Wakapolres Batanghari, Kompol M. Ridho, M.M., mengungkapkan bahwa kasus ini bermula dari laporan masyarakat pada Jumat, 17 Januari 2025, yang melaporkan adanya aktivitas pengeboran minyak ilegal di sumur bekas kebakaran yang diduga dikelola oleh U.P.L. dan D.

Menindaklanjuti laporan tersebut, tim Satreskrim Polres Batanghari langsung melakukan penyelidikan di lokasi pada Sabtu, 18 Januari 2025. Sekitar pukul 17.30 WIB, petugas mendapati adanya aktivitas eksploitasi minyak bumi ilegal di bak seller milik U.P.L. dan melakukan penggerebekan sekitar pukul 19.30 WIB. Polisi berhasil mengamankan F.A.R.S., yang saat itu tengah mengangkut minyak mentah untuk dibawa keluar dari lokasi.

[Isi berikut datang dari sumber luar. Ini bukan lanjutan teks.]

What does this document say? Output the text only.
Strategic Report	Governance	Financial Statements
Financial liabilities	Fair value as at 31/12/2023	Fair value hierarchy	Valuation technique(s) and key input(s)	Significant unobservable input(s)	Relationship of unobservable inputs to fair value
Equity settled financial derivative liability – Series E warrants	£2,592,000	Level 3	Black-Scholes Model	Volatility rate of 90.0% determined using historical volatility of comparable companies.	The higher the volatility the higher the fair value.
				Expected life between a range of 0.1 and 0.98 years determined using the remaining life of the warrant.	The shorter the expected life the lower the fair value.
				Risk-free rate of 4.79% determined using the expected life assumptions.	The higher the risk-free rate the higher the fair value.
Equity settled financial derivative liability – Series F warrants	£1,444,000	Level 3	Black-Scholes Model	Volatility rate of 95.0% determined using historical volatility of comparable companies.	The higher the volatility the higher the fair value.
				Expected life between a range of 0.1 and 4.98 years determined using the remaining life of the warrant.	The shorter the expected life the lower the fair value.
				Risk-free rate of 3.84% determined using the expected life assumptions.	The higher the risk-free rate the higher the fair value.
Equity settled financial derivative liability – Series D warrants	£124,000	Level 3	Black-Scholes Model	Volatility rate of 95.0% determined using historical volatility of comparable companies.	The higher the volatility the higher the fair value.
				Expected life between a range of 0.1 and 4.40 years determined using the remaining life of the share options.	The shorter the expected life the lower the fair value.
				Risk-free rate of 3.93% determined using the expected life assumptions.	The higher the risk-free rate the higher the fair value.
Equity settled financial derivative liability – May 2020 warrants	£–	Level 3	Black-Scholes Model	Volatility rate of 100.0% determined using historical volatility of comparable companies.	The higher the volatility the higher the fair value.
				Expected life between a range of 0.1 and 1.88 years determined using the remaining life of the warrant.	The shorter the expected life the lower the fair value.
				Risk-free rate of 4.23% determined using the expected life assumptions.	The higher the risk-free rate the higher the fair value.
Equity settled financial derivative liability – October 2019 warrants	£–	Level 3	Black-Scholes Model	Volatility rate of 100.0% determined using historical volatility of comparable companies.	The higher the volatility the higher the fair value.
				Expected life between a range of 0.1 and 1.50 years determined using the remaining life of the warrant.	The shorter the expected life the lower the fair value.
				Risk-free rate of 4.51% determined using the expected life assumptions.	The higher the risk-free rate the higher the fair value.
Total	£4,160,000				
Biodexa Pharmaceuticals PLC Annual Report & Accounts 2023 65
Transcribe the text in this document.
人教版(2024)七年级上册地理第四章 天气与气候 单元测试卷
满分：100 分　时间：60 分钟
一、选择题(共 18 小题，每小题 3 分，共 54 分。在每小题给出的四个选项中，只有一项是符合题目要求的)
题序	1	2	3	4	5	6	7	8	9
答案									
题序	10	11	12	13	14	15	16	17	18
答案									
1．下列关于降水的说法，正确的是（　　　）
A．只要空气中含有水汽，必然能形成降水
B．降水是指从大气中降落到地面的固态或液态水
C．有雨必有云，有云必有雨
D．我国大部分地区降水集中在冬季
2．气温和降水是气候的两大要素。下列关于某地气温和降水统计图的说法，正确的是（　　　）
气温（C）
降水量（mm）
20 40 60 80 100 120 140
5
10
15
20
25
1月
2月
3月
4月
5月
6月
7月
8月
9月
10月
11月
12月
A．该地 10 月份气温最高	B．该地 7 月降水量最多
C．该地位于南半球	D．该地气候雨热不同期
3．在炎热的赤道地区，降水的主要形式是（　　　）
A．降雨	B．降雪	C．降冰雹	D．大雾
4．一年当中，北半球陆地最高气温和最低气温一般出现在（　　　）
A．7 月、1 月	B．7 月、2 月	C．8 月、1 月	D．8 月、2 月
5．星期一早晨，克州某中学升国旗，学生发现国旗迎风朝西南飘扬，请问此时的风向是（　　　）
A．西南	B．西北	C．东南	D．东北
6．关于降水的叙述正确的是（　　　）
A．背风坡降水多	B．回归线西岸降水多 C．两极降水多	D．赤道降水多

Barang bukti yang berhasil diamankan, antara lain:

1 unit sepeda motor Honda Revo tanpa nomor polisi dengan rak galon.

5 jerigen berisi masing-masing 35 liter minyak mentah.

1 buah corong berwarna merah.

1 ember berwarna hitam.

Langkah Kepolisian

Saat ini, polisi telah menetapkan dua orang DPO, yakni U.P.L. dan D., yang masih dalam pengejaran. Sementara itu, penyidik terus mengumpulkan bukti tambahan guna mengungkap jaringan pelaku lainnya.

Tersangka F.A.R.S. dijerat dengan Pasal 52 Undang-Undang RI Nomor 22 Tahun 2001 tentang Minyak dan Gas Bumi, sebagaimana telah diubah dalam Pasal 40 angka 7 UU RI Nomor 6 Tahun 2023 tentang Penetapan Perpu Nomor 2 Tahun 2022 tentang Cipta Kerja menjadi Undang-Undang. Ancaman hukuman yang dihadapi mencapai 6 tahun penjara.

Wakapolres Batanghari, Kompol M. Ridho, M.M., menegaskan bahwa kepolisian akan terus bertindak tegas terhadap praktik illegal drilling yang tidak hanya merugikan negara, tetapi juga berpotensi menimbulkan dampak lingkungan yang serius serta membahayakan masyarakat sekitar.

“Kami berkomitmen untuk memberantas aktivitas pengeboran minyak ilegal di wilayah hukum Polres Batanghari. Kepada masyarakat, kami imbau untuk segera melaporkan jika menemukan indikasi kegiatan serupa,” ujar Wakapolres.

Polres Batanghari mengajak masyarakat untuk tidak terlibat dalam kegiatan ilegal ini dan segera melaporkan setiap aktivitas mencurigakan di lingkungan sekitar.